Bir baktım ki en son yazımın üstünden hayli zaman geçmiş. Hafıza-i beşer nisyan ile malul   (Hafızamızın eksikliği unutkanlığı, diye çevirecek olursak) ise önce hafızayı tazelemek iyi gelecek belki dedim. Bu yazımda, son yazımdan bu yana neler olmuş hızla hatırlamak; sizlerle de paylaşmak istiyorum. Sonrası ya kısmet…

Mesela Şehir Hastaneleri açılmış bu arada. Sağlıktaki çıkmazı -doktoru hemşiresi- herkes kendi hastanelerinde kaybola kaybola somut da yaşar olmuş. Numune, Ulus, Atatürk… hastaneleri ne oldu diye soranlarımıza ‘kazanın doğurduğuna inanıyorsun da öldüğüne niye inanmıyorsun’ diyenler çıkmış.

 Atanmayan, ihraç edilen hekimler çalışamasın diye ‘sağlıkta şiddet’ torba yasası çıkmış. Yasanın ismiyle ne alakası var diye sormayın; hele hele yasayı yapanların aklındaki “sağlıkta şiddet” de hekim hırpalamakmış falan hiç demeyin. Bu dediklerinizi aklım kabul etse vicdanım kabul etmez…

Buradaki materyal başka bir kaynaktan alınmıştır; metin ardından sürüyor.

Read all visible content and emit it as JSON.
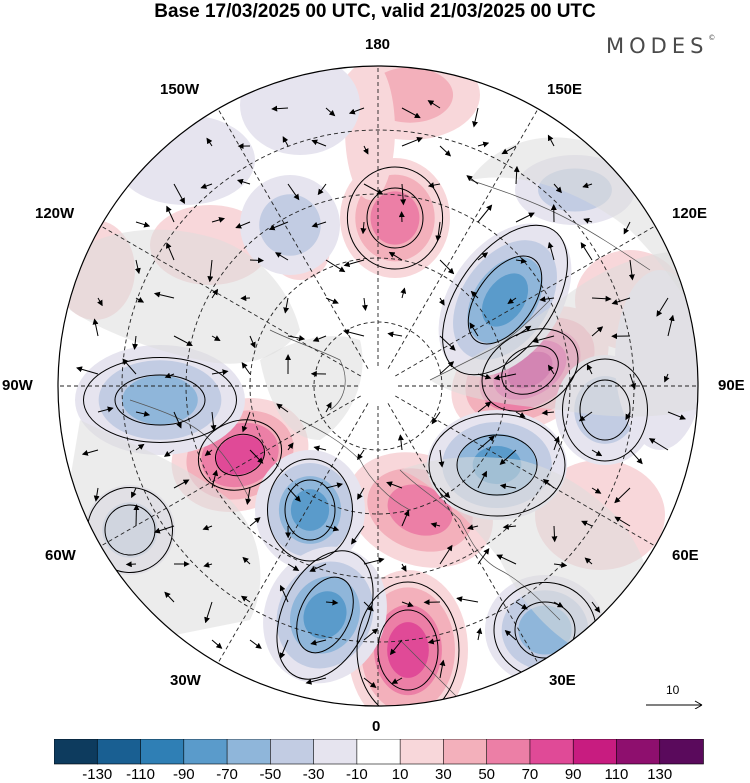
{
  "title": "Base 17/03/2025 00 UTC, valid 21/03/2025 00 UTC",
  "brand": "MODES",
  "brand_mark": "©",
  "longitude_labels": {
    "lon_180": "180",
    "lon_150E": "150E",
    "lon_120E": "120E",
    "lon_90E": "90E",
    "lon_60E": "60E",
    "lon_30E": "30E",
    "lon_0": "0",
    "lon_30W": "30W",
    "lon_60W": "60W",
    "lon_90W": "90W",
    "lon_120W": "120W",
    "lon_150W": "150W"
  },
  "vector_scale": {
    "label": "10"
  },
  "colorbar": {
    "labels": [
      "-130",
      "-110",
      "-90",
      "-70",
      "-50",
      "-30",
      "-10",
      "10",
      "30",
      "50",
      "70",
      "90",
      "110",
      "130"
    ],
    "colors": [
      "#0d3b5e",
      "#195f92",
      "#2f7fb5",
      "#5a9bcb",
      "#8fb6da",
      "#c2cce3",
      "#e6e4ef",
      "#ffffff",
      "#f8d7da",
      "#f3b0bb",
      "#ec7fa6",
      "#e04a97",
      "#c81c80",
      "#8e0f6e",
      "#5a0a5c"
    ]
  },
  "map": {
    "projection": "north polar stereographic",
    "field": "geopotential height anomaly (shaded) with wind vectors"
  }
}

14 Mart’ın 100. yılında TTB Merkez Konseyine açılan “savaş bir halk sağlığı sorunudur” davası bir hışımla geçer olmuş: Savcı daha savunmaları bile dinlemeden ilk duruşmada cebinden hazır getirdiği mütalaayı okudu diye avukatlarımız saçlarını başlarını yolmuş. Ama unutmayalım ki Cizre gönüllü hekimlerinin hepsi beraat etti. Çünkü tek savundukları, insani ve etik değerlerdi. Biliyorum ‘etik’ değerler birilerini son zamanlar çok rahatsız ediyor; evrensel olmasa, erklerin değiştirme şansı olsa rahatsız etmeyecek ama… Bundan sebep her bir şeye rağmen TTB Merkez Konsey üyelerimiz için de içimiz rahat.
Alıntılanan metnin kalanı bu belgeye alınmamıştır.